Take Euro 2012. I sat in the press box at Kiev's Olympic Stadium and watched in shame and agony as England held on for dear life against Italy before wilting flaccidly in traditional fashion during the penalty shootout. As Andrea Pirlo mocked Joe Hart's strange face-pulling with a delicious Panenka, it felt like he had not only emasculated Hart and the entire England team, but also their history, and perhaps more importantly, their hope.
To kick off World Cup 2014, England meet Pirlo and Italy again. In the Amazon jungle of Manaus. On turf that has bedded about as well as a Wayne Rooney hair transplant. In temperatures more habitable for the anacondas, black caimans, piranhas and poison dart frogs that surround it than English footballers.

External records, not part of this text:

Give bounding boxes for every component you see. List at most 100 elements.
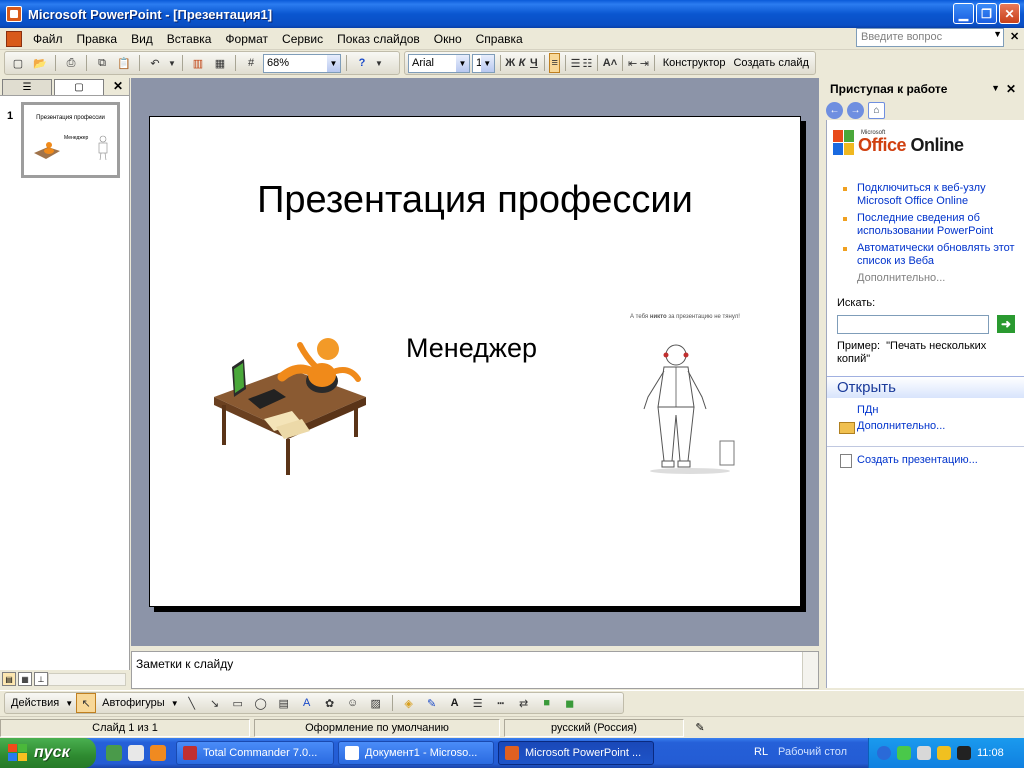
undo-dropdown-icon[interactable]: ▼: [167, 53, 177, 73]
clipart-icon[interactable]: ☺: [343, 693, 363, 713]
arrow-icon[interactable]: ↘: [205, 693, 225, 713]
notes-area[interactable]: Заметки к слайду: [131, 651, 819, 689]
arrow-style-icon[interactable]: ⇄: [514, 693, 534, 713]
help-icon[interactable]: ?: [352, 53, 372, 73]
close-icon[interactable]: ✕: [1006, 82, 1016, 96]
browser-icon[interactable]: [150, 745, 166, 761]
link-more[interactable]: Дополнительно...: [837, 272, 1017, 284]
dash-style-icon[interactable]: ┅: [491, 693, 511, 713]
normal-view-icon[interactable]: ▤: [2, 672, 16, 686]
insert-table-icon[interactable]: ▦: [210, 53, 230, 73]
menu-help[interactable]: Справка: [469, 32, 530, 46]
link-latest-news[interactable]: Последние сведения об использовании Powe…: [837, 212, 1017, 238]
designer-button[interactable]: Конструктор: [660, 57, 729, 69]
increase-font-icon[interactable]: A˄: [603, 53, 617, 73]
actions-menu[interactable]: Действия: [8, 697, 62, 709]
menu-view[interactable]: Вид: [124, 32, 160, 46]
print-icon[interactable]: ⎙: [61, 53, 81, 73]
menu-window[interactable]: Окно: [427, 32, 469, 46]
desktop-toolbar[interactable]: Рабочий стол: [778, 746, 847, 758]
font-select[interactable]: Arial ▼: [408, 53, 470, 73]
tray-arrow-icon[interactable]: [877, 746, 891, 760]
show-desktop-icon[interactable]: [106, 745, 122, 761]
zoom-select[interactable]: 68% ▼: [263, 53, 341, 73]
insert-chart-icon[interactable]: ▥: [188, 53, 208, 73]
chevron-down-icon[interactable]: ▼: [171, 699, 179, 708]
font-size-select[interactable]: 18▼: [471, 53, 495, 73]
document-icon[interactable]: [6, 30, 22, 47]
tab-outline[interactable]: ☰: [2, 79, 52, 95]
help-dropdown-icon[interactable]: ▼: [374, 53, 384, 73]
grid-icon[interactable]: #: [241, 53, 261, 73]
line-style-icon[interactable]: ☰: [468, 693, 488, 713]
line-icon[interactable]: ╲: [182, 693, 202, 713]
slideshow-view-icon[interactable]: ⊥: [34, 672, 48, 686]
minimize-button[interactable]: ▁: [953, 3, 974, 24]
slide-subtitle[interactable]: Менеджер: [406, 333, 537, 364]
underline-button[interactable]: Ч: [529, 53, 539, 73]
chevron-down-icon[interactable]: ▼: [480, 54, 494, 72]
new-slide-button[interactable]: Создать слайд: [730, 57, 811, 69]
copy-icon[interactable]: ⧉: [92, 53, 112, 73]
tray-network-icon[interactable]: [897, 746, 911, 760]
menu-insert[interactable]: Вставка: [160, 32, 219, 46]
forward-icon[interactable]: →: [847, 101, 864, 119]
document-close-icon[interactable]: ✕: [1010, 30, 1019, 43]
chevron-down-icon[interactable]: ▼: [455, 54, 469, 72]
tray-app-icon[interactable]: [937, 746, 951, 760]
font-color-icon[interactable]: A: [445, 693, 465, 713]
notes-scrollbar[interactable]: [802, 652, 818, 688]
italic-button[interactable]: К: [517, 53, 527, 73]
language-indicator[interactable]: RL: [754, 746, 768, 758]
wordart-icon[interactable]: A: [297, 693, 317, 713]
slide-title[interactable]: Презентация профессии: [150, 179, 800, 222]
back-icon[interactable]: ←: [826, 101, 843, 119]
increase-indent-icon[interactable]: ⇥: [639, 53, 649, 73]
align-left-icon[interactable]: ≡: [549, 53, 561, 73]
start-button[interactable]: пуск: [0, 738, 96, 768]
search-input[interactable]: [837, 315, 989, 334]
close-icon[interactable]: ✕: [113, 79, 123, 93]
numbered-list-icon[interactable]: ☰: [571, 53, 581, 73]
tab-slides[interactable]: ▢: [54, 79, 104, 95]
powerpoint-app-icon[interactable]: [6, 6, 22, 22]
slide-canvas[interactable]: Презентация профессии Менеджер А тебя ни…: [149, 116, 801, 607]
open-recent-file[interactable]: ПДн: [837, 404, 1017, 417]
menu-tools[interactable]: Сервис: [275, 32, 330, 46]
notepad-icon[interactable]: [128, 745, 144, 761]
menu-edit[interactable]: Правка: [70, 32, 125, 46]
clock[interactable]: 11:08: [977, 747, 1004, 759]
link-auto-update[interactable]: Автоматически обновлять этот список из В…: [837, 242, 1017, 268]
select-pointer-icon[interactable]: ↖: [76, 693, 97, 713]
home-icon[interactable]: ⌂: [868, 101, 885, 119]
create-presentation-link[interactable]: Создать презентацию...: [837, 454, 1017, 468]
new-document-icon[interactable]: ▢: [8, 53, 28, 73]
slide-sorter-icon[interactable]: ▦: [18, 672, 32, 686]
menu-file[interactable]: Файл: [26, 32, 70, 46]
chevron-down-icon[interactable]: ▼: [991, 83, 1000, 93]
search-go-icon[interactable]: ➜: [997, 315, 1015, 333]
textbox-icon[interactable]: ▤: [274, 693, 294, 713]
taskbar-total-commander[interactable]: Total Commander 7.0...: [176, 741, 334, 765]
autoshapes-menu[interactable]: Автофигуры: [99, 697, 168, 709]
tray-antivirus-icon[interactable]: [957, 746, 971, 760]
decrease-indent-icon[interactable]: ⇤: [628, 53, 638, 73]
tray-volume-icon[interactable]: [917, 746, 931, 760]
paste-icon[interactable]: 📋: [114, 53, 134, 73]
taskbar-powerpoint[interactable]: Microsoft PowerPoint ...: [498, 741, 654, 765]
figure-at-desk-image[interactable]: [210, 327, 370, 477]
spellcheck-icon[interactable]: ✎: [688, 719, 712, 737]
chevron-down-icon[interactable]: ▼: [65, 699, 73, 708]
fill-color-icon[interactable]: ◈: [399, 693, 419, 713]
ask-question-input[interactable]: Введите вопрос ▼: [856, 28, 1004, 47]
shadow-icon[interactable]: ■: [537, 693, 557, 713]
chevron-down-icon[interactable]: ▼: [327, 54, 340, 72]
close-button[interactable]: ✕: [999, 3, 1020, 24]
menu-format[interactable]: Формат: [218, 32, 275, 46]
open-icon[interactable]: 📂: [30, 53, 50, 73]
horizontal-scrollbar[interactable]: [48, 673, 126, 686]
man-empty-pockets-image[interactable]: [630, 337, 750, 487]
open-more-files[interactable]: Дополнительно...: [837, 420, 1017, 434]
taskbar-word-document[interactable]: Документ1 - Microso...: [338, 741, 494, 765]
bulleted-list-icon[interactable]: ☷: [582, 53, 592, 73]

English football in the rainforest. All I can think of is a game that will tactically resemble the opening scene of "Apocalypse Now."
Do we have hope?
The Italians will be one of the most tactically flexible sides in the tournament. Though tight of jersey, flowing of locks and beards and heavy-handed on the hair gel, they are typically slow World Cup starters. Noble coach Cesare Prandelli has nudged them from a traditionally cautious side to a confident attacking team rife with imagination. The midfield is a threat; the forward line a mystery; and the defense, with injuries, a question mark. Given that Gianluigi Buffon is out, at least England have a chance of winning the battle of national anthems.
For all the talk of cult-footballer-vintner-poet-healer-visionary Pirlo being the key to the game, I believe the result lies in the hands of English manager Roy Hodgson. It is he who has brought so many new,faces, oblivious to the surrender in Ukraine. Adam Lallana. Raheem Sterling. Ross Barkley. The unsullied.
Hodgson is an avuncular throwback to a more decent time. Watching him in training surrounded by his fresh young English talents, I am struck by the same question I experience when witnessing my 70-something-year-old father befuddled by an iPad and its lack of instructions. Will he ever fathom how to work it?
In the wake of the Dutch's defenestration of defending champions Spain, Louis van Gaal was rightly lauded for his coaching fearlessness. As the media gushed with plaudits, I realized that I cannot remember when an English manager was last praised for his tactical bravado. Let tonight be that night -- one when English football stands up to the Italian challenge and the worst the jungle can throw at us, or at least channel the words of Churchill: "This is no time for ease and comfort. It is time to dare and endure."